Gılgamış Destanı ya da

Sümerlilerin Elam ve Hürrilerle savaşı

 

Gelgelelim Sümerlilerin bu şehir uygarlıkları, zamanla içinden çıkıp geldikleri ve köylerde doğa ile iç içe özgür ve otonom yaşayan yerli toplulukların ekolojik yaşam alanlarını daraltmalarına, ormanlarını kesip şehirlere taşımalarına ve “ilkel oldukları“ söylemlerine yerelde uygarlığa karşı direnişler büyüyüp genişliyordu. Asur Kralı Assurbanipal’in (M.Ö.663-626) sarayının yıkıntıları arasında çıkan kitaplıkta   bulunan Sümerlere ait orijinal Gılgamış destanında; Uruk Kralı Gılgamış gençlerden asker topluyor, daha önce dağlık bölgeden gelen arkadaşı Engidu ile beraber Elam ve Hurrilerin toprakları üzerindeki Sedir ormanlarını kesmeye gidiyor. Elam kralı olan Humbaba’ya karşı savaş ilan ediyor. Tabi ki, Elam ve Hurriler kendi bölgelerindeki ormanları koruyor. Bugünkü ekolojik çevreciler gibi kimsenin ormanları kesmesine izin vermiyorlar. Ama uygarlık güçlere hizmet eden Kral, kendi gücünü dünyaya göstermek ve o ormanları kesip şehire getirmek için arkadaşı Engidu’ya şöyle sesleniyor:

”’Ejder yapılı Humbaba ormanda oturuyor. Sen ve ben onu öldürüp şu belâyı ülkeden kaldıralım. Kendimize katran ağaçları devirelim.’

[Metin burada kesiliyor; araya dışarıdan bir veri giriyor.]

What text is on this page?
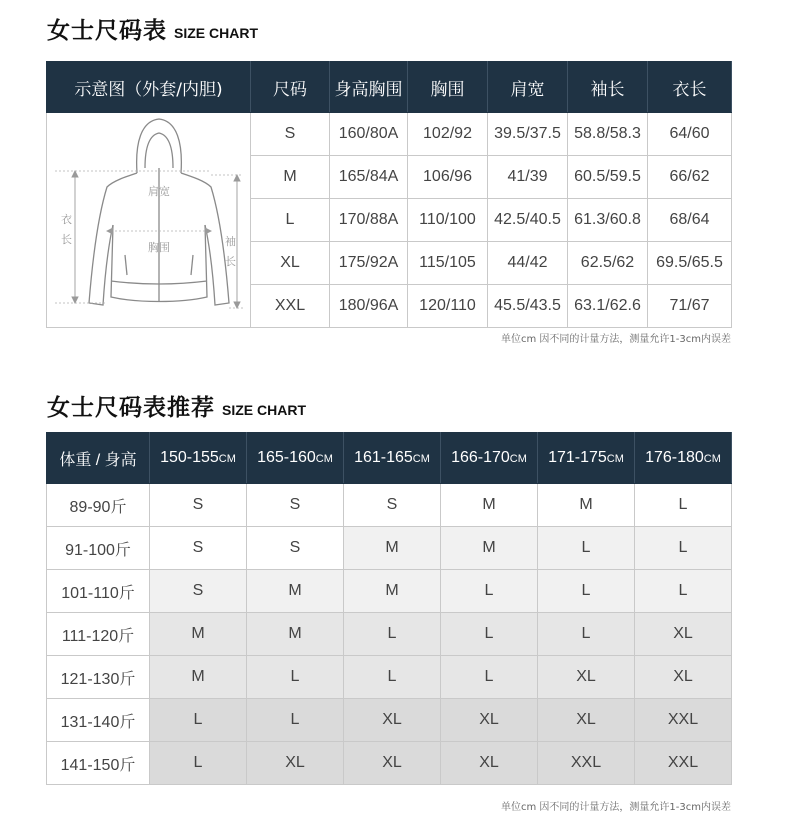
女士尺码表 SIZE CHART
示意图（外套/内胆)	尺码	身高胸围	胸围	肩宽	袖长	衣长

肩宽
胸围
衣长 袖长	S	160/80A	102/92	39.5/37.5	58.8/58.3	64/60
	M	165/84A	106/96	41/39	60.5/59.5	66/62
	L	170/88A	110/100	42.5/40.5	61.3/60.8	68/64
	XL	175/92A	115/105	44/42	62.5/62	69.5/65.5
	XXL	180/96A	120/110	45.5/43.5	63.1/62.6	71/67
单位cm 因不同的计量方法，测量允许1-3cm内误差
女士尺码表推荐 SIZE CHART
体重 / 身高	150-155CM	165-160CM	161-165CM	166-170CM	171-175CM	176-180CM
89-90斤	S	S	S	M	M	L
91-100斤	S	S	M	M	L	L
101-110斤	S	M	M	L	L	L
111-120斤	M	M	L	L	L	XL
121-130斤	M	L	L	L	XL	XL
131-140斤	L	L	XL	XL	XL	XXL
141-150斤	L	XL	XL	XL	XXL	XXL
单位cm 因不同的计量方法，测量允许1-3cm内误差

Engidu, ağzını açıp Gılgamış’a dedi: ’Dostum, ben dağlarda deneyimliyim; Yabanıl hayvanlarla oralarda dolaştım. Ormanın uzaklığı iki kez on bin saat çeker. Yukarıya, onun içine dalacak kimdir? Humbaba… Onun böğürtüsü tufandır, evet, Onun soluğu ateş, saldırısı ölüm. Neden ötürü böyle şeyleri yapmaya yeliyorsun? Humbaba’nın oturduğu yer için Savaşan hiçbir kimse ona karşı dayanamaz!’

Gılgamış, ağzını açıp Engidu‘ya dedi: ‘Katransa, ben bunun dağına çıkmak istiyorum. Bu dağ geniş ormanın ortasında bulunuyor. Humbaba’nın (Elamların) bulunduğu ormana gitmek istiyorum. Savaşta bir balta bana yeter. Sen burada yalnız kal, Ben oraya gideceğim.’

Engidu, ağzını açıp Gılgamış’a dedi:

‘Oraya nasıl gidebiliriz… Katran ormanına? Gılgamış, onun bekçisi bir savaşçıdır. Hiçbir zaman ımızganmaz. Tanrı Enlil onu, katranları korusun diye İnsanların başına belâ kılmıştır. Her kim yukarı, ormana çıkarsa, kötürüm olur.’

Gılgamış, ağzını açıp Engidu’ya dedi:

‘Güneş gökyüzünde durdukça Tanrılar sonsuza dek yaşarlar. Ancak, insanın günleri sayılıdır. Onların ettikleri hep havadır. Sen daha buradayken ölümden korkuyorsun. Yiğit ruhundaki gücün sana yararı ne? Öyleyse, seni ben götüreyim de, ağzın bana: ’İleri git! Korkma’ diye çağırsın. Kendim ölürsem adımı yükseltirim, ‘Ejder yapılı Humbaba’nın düşmanı Gılgamış ölmüştür,’ derler. Katran devirmek için elimi bulaştırmak istiyorum. Kendim için bir ad bırakmak istiyorum. Şimdi dostum, silâhçı ustasına gitmek istiyorum. Silâhlar gözümüzün önünde dövülsün.”[4]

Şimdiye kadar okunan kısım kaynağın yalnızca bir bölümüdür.